“Africa is no longer a distant curiosity, now it's a place of expanding potential,” the editor told local and international media and government communicators at the International Media Forum South Africa (IMFSA) last week.
The two-day forum was held to discuss South Africa and Africa's media coverage abroad.
He said investors were looking for somewhere to put their money and therefore news, both good and bad, was read with keen interest.
Reuters covers stories related to investment opportunities such as Nigeria's oil, Kenya's coffee market, Malawi's tea farms and Mauritius' fishing industry.
Africa is also a fascinating place to work because of its volatility, he said. Kenya is a good example of this following the post-election violence.
Chip Cummins, Africa Bureau Chief for the Wall Street Journal said it was his responsibility to find out what news from Africa the two million print and one million online subscribers were interested in.
“There is an insatiable appetite for African stories. Africa is fascinating with many political moving parts. A lot of our readers are looking for what stocks they can invest in,” he said.
Africa was seen as the new exploration frontier, he said, where one could find investment opportunities and the next “big deal”.
The journal did not have a sub Saharan Africa-based reporter until late last year when a correspondent was sent to Nigeria.
Cummins said he would like to put another correspondent in Johannesburg soon.
Africa Editor for BBC News, Joseph Warungu said the rest of the world was watching South Africa with a keen eye due to the 2010 FIFA World Cup. “It will be a big story and we will be putting a lot of resources into covering it,” he said.
The BBC has 250 reporters and 70 bureaus in Africa. “There is nothing that can replace an eye witness account of an event,” he said, adding that the BBC stood by the principles of evidence and transparency.
Ian MacDonald, Editor of South Africa The Good News said there were handful of correspondents reporting on a complex continent which could result in superficial stories and reporters not covering Africa the best they could.
He said South African journalists had a social obligation to report on positive stories. “It can be a harrowing experience to read through a newspaper. There are vast stories that are positive that can be covered,” he said.
Editor for Reuters Africa website, John Chiahemen said they had tried to break new ground when they launched the Africa website because of the growing demand for news from Africa.
He said visitors to the site were numbered at over two million per day.
Reuters readers, who are mostly the top 10% of influential people in the world, had been particularly interested in the sites investing pages.
At the click of a button, visitors to the site can find information on mining, oil, agriculture as well as get updates on key African markets and stock listings.
He said they had recently introduced blogging on all Reuters sites. “It has seen massive success with numerous comments flooding in,” said Chiahemen.
Also attending the IMFSA, was Kim Norgaard Africa Bureau Chief for CNN, who said there was no better feeling than telling successful stories from Africa and changing peoples perceptions.
“However, we have to report on the big negative stories too, we can't ignore them. Our audience expects that of us.”

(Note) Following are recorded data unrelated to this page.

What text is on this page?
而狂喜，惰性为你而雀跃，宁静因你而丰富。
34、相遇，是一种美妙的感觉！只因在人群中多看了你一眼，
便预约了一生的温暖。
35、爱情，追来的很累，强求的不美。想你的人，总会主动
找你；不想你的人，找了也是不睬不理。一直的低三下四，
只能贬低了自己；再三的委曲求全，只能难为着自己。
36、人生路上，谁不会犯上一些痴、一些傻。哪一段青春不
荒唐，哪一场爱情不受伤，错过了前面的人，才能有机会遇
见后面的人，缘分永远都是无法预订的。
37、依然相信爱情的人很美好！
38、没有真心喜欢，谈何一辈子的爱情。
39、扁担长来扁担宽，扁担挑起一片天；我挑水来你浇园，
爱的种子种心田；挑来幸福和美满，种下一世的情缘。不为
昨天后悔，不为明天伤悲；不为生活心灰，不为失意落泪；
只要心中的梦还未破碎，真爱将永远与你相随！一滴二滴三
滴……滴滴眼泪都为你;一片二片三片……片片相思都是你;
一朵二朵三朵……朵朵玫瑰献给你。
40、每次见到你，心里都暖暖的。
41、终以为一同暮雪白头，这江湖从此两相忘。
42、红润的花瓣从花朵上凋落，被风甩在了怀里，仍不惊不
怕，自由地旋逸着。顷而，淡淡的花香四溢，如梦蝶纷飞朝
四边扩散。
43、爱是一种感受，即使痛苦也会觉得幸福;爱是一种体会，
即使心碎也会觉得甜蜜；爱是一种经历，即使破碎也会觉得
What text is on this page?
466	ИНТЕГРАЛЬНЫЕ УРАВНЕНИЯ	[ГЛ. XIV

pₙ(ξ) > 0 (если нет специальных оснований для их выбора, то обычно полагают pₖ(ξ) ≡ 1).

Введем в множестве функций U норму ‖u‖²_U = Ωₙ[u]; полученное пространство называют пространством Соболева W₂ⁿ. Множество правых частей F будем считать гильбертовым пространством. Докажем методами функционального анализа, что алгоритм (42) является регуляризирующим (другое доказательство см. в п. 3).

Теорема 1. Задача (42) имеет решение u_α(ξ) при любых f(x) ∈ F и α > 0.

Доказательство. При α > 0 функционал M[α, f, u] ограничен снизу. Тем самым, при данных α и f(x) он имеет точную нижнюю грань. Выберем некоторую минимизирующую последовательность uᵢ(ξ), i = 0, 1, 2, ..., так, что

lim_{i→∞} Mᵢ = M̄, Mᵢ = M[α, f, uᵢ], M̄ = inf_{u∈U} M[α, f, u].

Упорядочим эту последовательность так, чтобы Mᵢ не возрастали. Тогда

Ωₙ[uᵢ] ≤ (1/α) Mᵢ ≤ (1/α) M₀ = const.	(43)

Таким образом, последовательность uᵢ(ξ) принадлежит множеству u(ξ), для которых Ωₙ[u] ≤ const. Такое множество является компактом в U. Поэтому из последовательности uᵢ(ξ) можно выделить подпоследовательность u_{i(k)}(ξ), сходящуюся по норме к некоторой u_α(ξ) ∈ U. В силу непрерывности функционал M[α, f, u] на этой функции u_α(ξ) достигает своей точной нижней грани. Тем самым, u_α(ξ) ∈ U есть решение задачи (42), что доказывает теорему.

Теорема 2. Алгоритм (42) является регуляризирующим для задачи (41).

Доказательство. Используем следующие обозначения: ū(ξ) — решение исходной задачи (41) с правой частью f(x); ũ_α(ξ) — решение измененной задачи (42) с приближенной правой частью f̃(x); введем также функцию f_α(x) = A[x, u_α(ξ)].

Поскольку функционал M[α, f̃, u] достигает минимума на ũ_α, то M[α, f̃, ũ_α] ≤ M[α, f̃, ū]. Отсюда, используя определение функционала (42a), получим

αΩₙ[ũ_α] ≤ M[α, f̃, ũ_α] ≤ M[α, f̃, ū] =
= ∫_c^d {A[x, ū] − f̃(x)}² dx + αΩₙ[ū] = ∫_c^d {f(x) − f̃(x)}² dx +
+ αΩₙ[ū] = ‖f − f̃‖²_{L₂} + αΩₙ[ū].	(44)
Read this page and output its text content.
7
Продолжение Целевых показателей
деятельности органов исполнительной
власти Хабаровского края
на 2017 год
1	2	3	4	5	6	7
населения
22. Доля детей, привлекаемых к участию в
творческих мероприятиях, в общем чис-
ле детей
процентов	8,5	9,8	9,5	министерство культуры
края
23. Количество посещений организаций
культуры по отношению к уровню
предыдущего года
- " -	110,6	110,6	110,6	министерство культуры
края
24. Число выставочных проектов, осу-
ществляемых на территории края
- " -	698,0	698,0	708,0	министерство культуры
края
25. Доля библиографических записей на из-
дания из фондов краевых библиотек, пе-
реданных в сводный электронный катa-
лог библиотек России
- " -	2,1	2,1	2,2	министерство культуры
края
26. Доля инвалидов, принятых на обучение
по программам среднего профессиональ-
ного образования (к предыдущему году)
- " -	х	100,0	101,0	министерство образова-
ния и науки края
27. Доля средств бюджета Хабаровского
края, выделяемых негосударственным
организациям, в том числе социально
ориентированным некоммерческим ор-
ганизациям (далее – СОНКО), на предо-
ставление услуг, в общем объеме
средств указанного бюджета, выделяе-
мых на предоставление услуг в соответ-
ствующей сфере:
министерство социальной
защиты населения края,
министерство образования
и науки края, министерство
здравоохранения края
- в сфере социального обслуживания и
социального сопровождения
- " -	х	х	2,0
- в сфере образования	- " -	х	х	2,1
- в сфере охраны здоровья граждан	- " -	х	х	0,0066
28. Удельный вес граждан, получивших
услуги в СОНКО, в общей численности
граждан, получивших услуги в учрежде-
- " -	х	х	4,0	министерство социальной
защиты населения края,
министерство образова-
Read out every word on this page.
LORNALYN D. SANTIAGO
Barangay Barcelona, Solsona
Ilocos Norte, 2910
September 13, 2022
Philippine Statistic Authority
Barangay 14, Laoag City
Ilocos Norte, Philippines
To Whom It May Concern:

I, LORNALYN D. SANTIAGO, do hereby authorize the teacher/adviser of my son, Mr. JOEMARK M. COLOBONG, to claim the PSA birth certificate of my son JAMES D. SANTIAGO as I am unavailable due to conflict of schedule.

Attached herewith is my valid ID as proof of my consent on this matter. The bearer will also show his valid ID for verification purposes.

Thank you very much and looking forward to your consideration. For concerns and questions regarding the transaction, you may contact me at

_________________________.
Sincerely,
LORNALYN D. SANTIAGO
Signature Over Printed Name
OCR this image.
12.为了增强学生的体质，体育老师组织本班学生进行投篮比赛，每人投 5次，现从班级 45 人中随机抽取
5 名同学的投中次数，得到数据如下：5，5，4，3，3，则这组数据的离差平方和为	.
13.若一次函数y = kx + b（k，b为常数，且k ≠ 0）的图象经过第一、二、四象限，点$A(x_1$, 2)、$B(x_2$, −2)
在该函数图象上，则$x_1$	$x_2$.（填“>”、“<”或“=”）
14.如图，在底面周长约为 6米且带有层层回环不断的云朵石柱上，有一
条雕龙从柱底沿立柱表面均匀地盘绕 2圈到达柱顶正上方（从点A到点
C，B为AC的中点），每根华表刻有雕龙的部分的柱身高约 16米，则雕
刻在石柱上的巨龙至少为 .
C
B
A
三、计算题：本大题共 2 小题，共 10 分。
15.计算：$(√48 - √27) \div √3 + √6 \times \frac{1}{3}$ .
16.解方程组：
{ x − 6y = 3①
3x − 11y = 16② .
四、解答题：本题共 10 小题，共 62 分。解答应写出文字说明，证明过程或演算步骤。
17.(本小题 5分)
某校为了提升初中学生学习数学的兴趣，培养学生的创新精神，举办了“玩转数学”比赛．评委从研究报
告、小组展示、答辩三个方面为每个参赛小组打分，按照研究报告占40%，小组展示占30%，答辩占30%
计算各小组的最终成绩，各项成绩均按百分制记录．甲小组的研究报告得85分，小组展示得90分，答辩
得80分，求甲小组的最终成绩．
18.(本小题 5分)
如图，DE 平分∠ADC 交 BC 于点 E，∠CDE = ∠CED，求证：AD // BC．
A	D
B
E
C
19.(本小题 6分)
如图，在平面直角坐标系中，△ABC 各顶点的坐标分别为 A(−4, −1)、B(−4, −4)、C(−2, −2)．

Norgaard said it was important to not squeeze coverage of Africa into one small programme.
“We tackle major topics and themes from all over the world to show people how similar we all are.”
Middle east news station Aljazeera launched its African news bureau 18 months ago.
Aljazeera Africa Editor Andrew Simmons said more news organisations should investing in Africa to ensure more stories were covered, but sadly they were instead cutting back on budgets.